The invention discloses an image soft segmentation and background replacement system based on a GAN network. The system comprises two parts of image soft segmentation and background replacement. The image soft segmentation part is used for predicting the foreground and alpha values of an original image, and comprises five modules: the system comprises an input module, a full-text combination module, a residual error network module, a pyramid scene analysis module and a lightweight interactive branch module; the background replacement part is used for replacing the background and generating a high-resolution background replacement graph which comprises a generator model and a discriminator model. The invention has the beneficial effects that: the method can reduce the heavy task brought by the auxiliary image making in the image soft segmentation process, and can replace the background by combining the image generation on the premise of obtaining the high-precision segmented image.

Description

Image soft segmentation and background replacement system based on GAN network
Technical Field
The invention relates to an image soft segmentation and background replacement system based on a GAN network, and relates to the technical fields of deep learning, computer vision, supervised and unsupervised learning and the like.
Background
The large flood flow of the data information impacts the deep learning field, the processing capacity of the computer on the image is greatly improved, and a high-quality result is obtained. At present, more and more ways to acquire pictures are available, mobile phone shooting is the most common mode, and although a large number of pictures are available, each picture is unique, and it is difficult to combine objects in the pictures, i.e. to replace the background. The separation of the front and background has been a classical problem. The application of combining image soft segmentation and image generation is rare, so that the realization of image soft segmentation and background replacement based on the GAN network becomes a very meaningful research subject.
The prior art mainly comprises the following steps: firstly, image segmentation and image synthesis are carried out by various software tools, and hard segmentation is carried out by a fixed function provided by the software tools; solving unknown regions for image processing based on statistical information of background colors before sampling/propagation establishment; thirdly, manually marking the ternary diagram trimap, and performing model training and alpha prediction by using marking information in combination with deep learning.
The first technical route has high human participation, and the manual processing by using software has some problems, namely, the possibility of manual error marking is high when the background color is similar to the color of the target object; secondly, the separation operation of the hair boundaries of people, animals and the like is difficult, and the effect is poor; thirdly, the efficiency of manually processing mass data is too low. Therefore, the artificial software image processing is only suitable for the segmentation and synthesis in a few scenes.
The second technique is based on a sampling/propagation numerical statistical mode, requires trimap as auxiliary input, establishes color statistical information of known foreground and background through sampling based on a sampling method, and then solves alpha matte in an 'unknown' region. The purpose of the propagation-based method is to propagate alpha matte from foreground and background regions to unknown regions to solve the picture equations. The cost of the two modes is that trimap is made, and the results of the sampling and propagation modes are unpredictable and have common quality.

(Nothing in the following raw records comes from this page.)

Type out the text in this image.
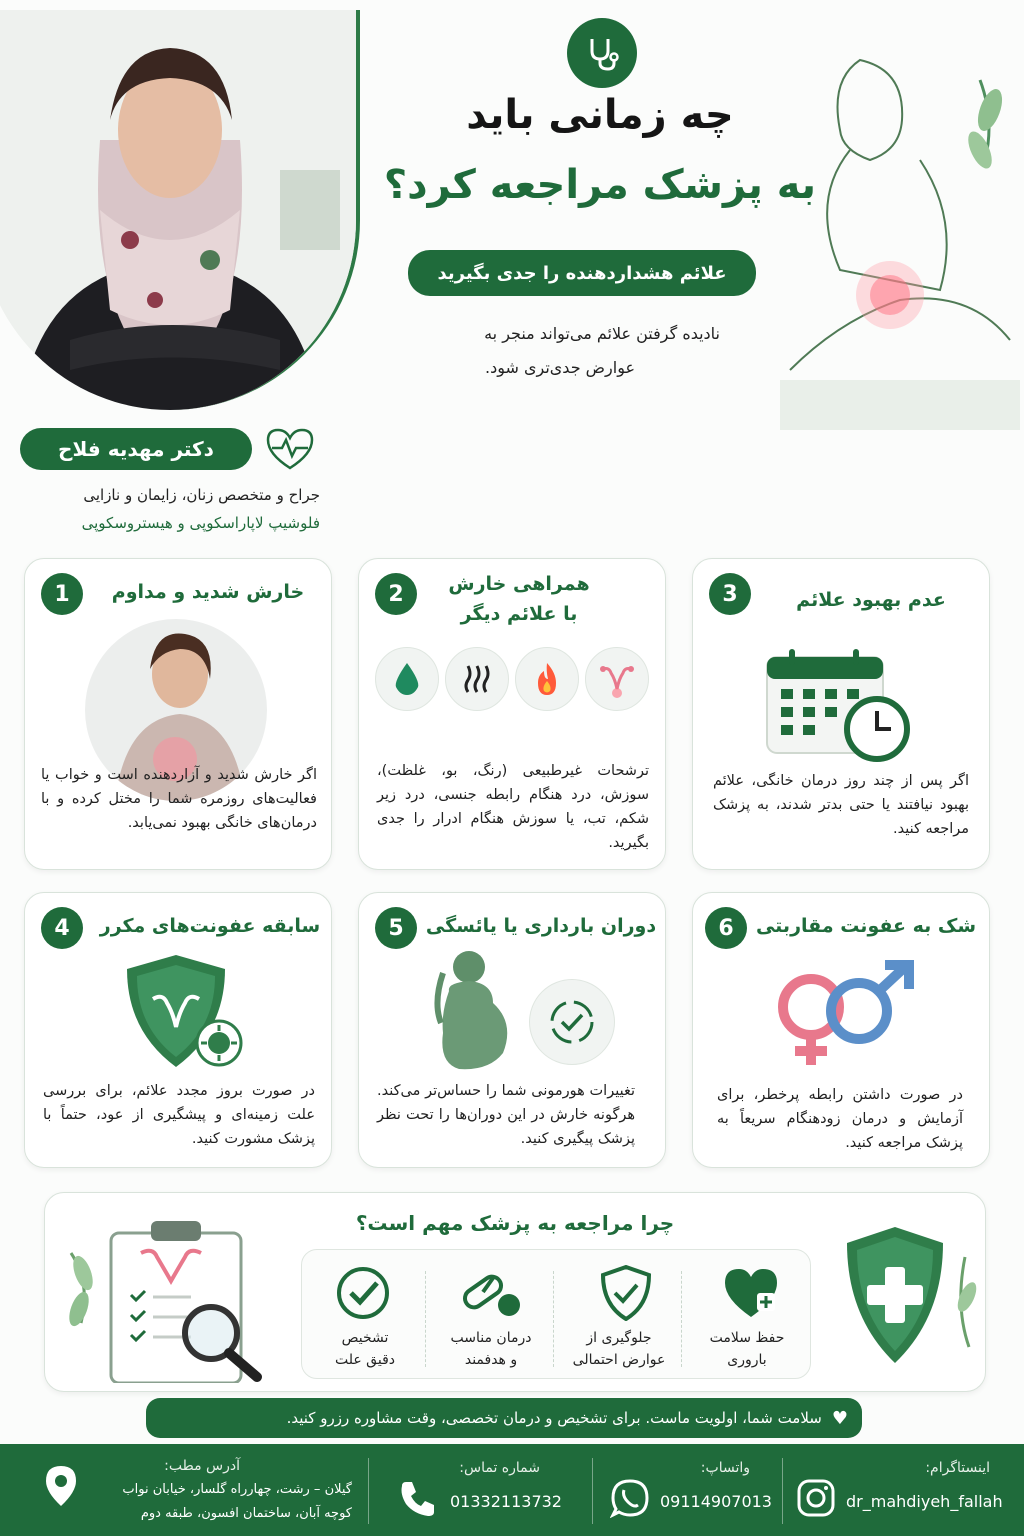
چه زمانی باید
به پزشک مراجعه کرد؟
علائم هشداردهنده را جدی بگیرید
نادیده گرفتن علائم می‌تواند منجر به
عوارض جدی‌تری شود.
دکتر مهدیه فلاح
جراح و متخصص زنان، زایمان و نازایی
فلوشیپ لاپاراسکوپی و هیستروسکوپی
1	خارش شدید و مداوم
اگر خارش شدید و آزاردهنده است و خواب یا فعالیت‌های روزمره شما را مختل کرده و با درمان‌های خانگی بهبود نمی‌یابد.
2	همراهی خارش
با علائم دیگر
ترشحات غیرطبیعی (رنگ، بو، غلظت)، سوزش، درد هنگام رابطه جنسی، درد زیر شکم، تب، یا سوزش هنگام ادرار را جدی بگیرید.
3	عدم بهبود علائم
اگر پس از چند روز درمان خانگی، علائم بهبود نیافتند یا حتی بدتر شدند، به پزشک مراجعه کنید.
4	سابقه عفونت‌های مکرر
در صورت بروز مجدد علائم، برای بررسی علت زمینه‌ای و پیشگیری از عود، حتماً با پزشک مشورت کنید.
5	دوران بارداری یا یائسگی
تغییرات هورمونی شما را حساس‌تر می‌کند. هرگونه خارش در این دوران‌ها را تحت نظر پزشک پیگیری کنید.
6	شک به عفونت مقاربتی
در صورت داشتن رابطه پرخطر، برای آزمایش و درمان زودهنگام سریعاً به پزشک مراجعه کنید.
چرا مراجعه به پزشک مهم است؟
حفظ سلامت
باروری
جلوگیری از
عوارض احتمالی
درمان مناسب
و هدفمند
تشخیص
دقیق علت
♥
سلامت شما، اولویت ماست. برای تشخیص و درمان تخصصی، وقت مشاوره رزرو کنید.
اینستاگرام:
dr_mahdiyeh_fallah
واتساپ:
09114907013
شماره تماس:
01332113732
آدرس مطب:
گیلان – رشت، چهارراه گلسار، خیابان نواب
کوچه آبان، ساختمان افسون، طبقه دوم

And the third method is a deep learning-based technology, soft segmentation is performed by combining trimap and a deep neural network, and synthetic model training is performed on various backgrounds under a data set containing ground truth masks. The method greatly improves the precision of soft segmentation and synthesis, but the cost is still trimap, and the model is too dependent on manual labeling, so that the robustness is not strong.
In summary, the prior art has the following disadvantages: firstly, the precision can not meet the requirement of ultrahigh resolution; secondly, the artificial participation degree is high, and the cost for manufacturing the trimap auxiliary graph is high; the model has high dependence and poor robustness; and fourthly, most of the focus points are applied to the quality and cost of soft segmentation in a way of combining image soft segmentation and synthesis.
Disclosure of Invention
Aiming at the problems that a high-quality image processing system is needed in the current image processing and the image background replacement in the prior art is time-consuming, high in labor labeling cost, low in precision and the like, the invention aims to provide a GAN network-based image soft segmentation and background replacement system, which can reduce the heavy task brought by auxiliary image making in the image soft segmentation process and can realize one-key high-resolution image background replacement by combining segmentation and generation on the premise of obtaining a high-resolution segmented image.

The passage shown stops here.